The two-day talks indicate that a major barrier to cooperation may have been surmounted. Over the past two years, the issue of human rights violations by the Taliban stood in the way of engagement. The international community, including the US, demanded concessions on human rights issues before any other discussions could take place.
This was based on the logic of the low-hanging fruit. The assumption was that the human rights issues, including the bans on women and girls’ education and work, were the easiest to solve, and the Taliban would have to concede as a show of good faith. But the group never did and as a result, little progress was made on engagement.
But the July 31 meeting seems to suggest that this precondition has been reconsidered. Of note was the presence of US Special Envoy for Afghan Women, Girls, and Human Rights Rina Amiri, who had previously refused to meet with the Taliban over their violations of women’s rights.
Amiri justified her presence in those meetings by saying that she had consulted with Afghans and human rights defenders who had advised her to join the US delegation.
The State Department’s logic behind this renewed effort for engagement seems to be that better relations between the US and the Taliban would create incentives for the latter to form an inclusive government and draft a constitution that can limit the more conservative voices within the movement. This would lead to internal consensus on repealing the bans on girls and women’s education and work and tackling other human rights issues.

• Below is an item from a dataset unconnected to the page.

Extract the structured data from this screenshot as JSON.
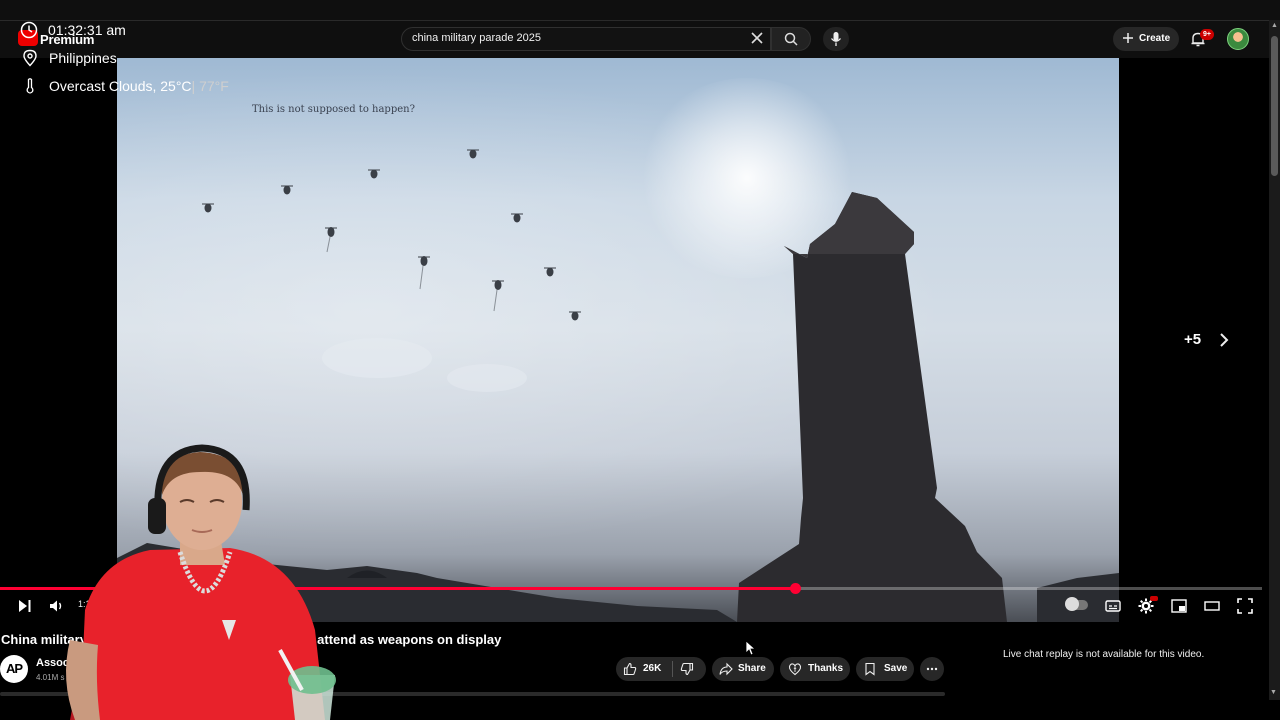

The idea is that it is important to win on the fronts that can be won now and lay the ground for the Taliban’s horrendous social policies to be addressed internally in the longer run.
This reset in strategy is a positive development and there are already indications that it may work.
First, the Taliban issued a statement about the meeting in Doha which somewhat aligned with the one released by the US State Department. This is significant as, usually, communiques issued after formal and informal meetings between the Taliban and foreign delegations would read as if they were referring to two different engagements. The coherent message issued by the two sides in Doha reflected the constructive dialogue that had taken place.
Second, confidence-building measures were discussed which had been absent from the one-off encounters held in the past. These measures are a chance to find noncontroversial avenues of cooperation and agree on monitoring mechanisms that help build trust between the two parties. These can include climate change, narcotics and others.
Third, the meeting set the foundation for more frequent engagements to take place in the near future. The UN Assistance Mission for Afghanistan has already announced a meeting for the end of the year which could see a continuation of these efforts to engage the Taliban.
Future meetings can benefit from the appointment of joint commissions that do the groundwork beforehand and reach an agreement on frameworks of discussion. This would ensure that the limited time the officials spend together is optimised and more ground is covered.
Future iterations of these talks could also be a good chance to push the Taliban to include in these discussions prominent Afghan voices from outside their group. This could encourage the Taliban leadership to start a national dialogue and start thinking about a more inclusive government makeup.
The stakes for both sides are quite high, which should motivate them to keep up the momentum. For the Taliban, this could lead to the international recognition it needs in order to join the international community and receive much-needed foreign assistance that can help rebuild the devastated Afghan economy and alleviate the humanitarian crisis. For the US, this could be a chance to redeem itself, at least partially, for its devastating failures in Afghanistan since 2001.
The views expressed in this article are the author’s own and do not necessarily reflect Al Jazeera’s editorial stance.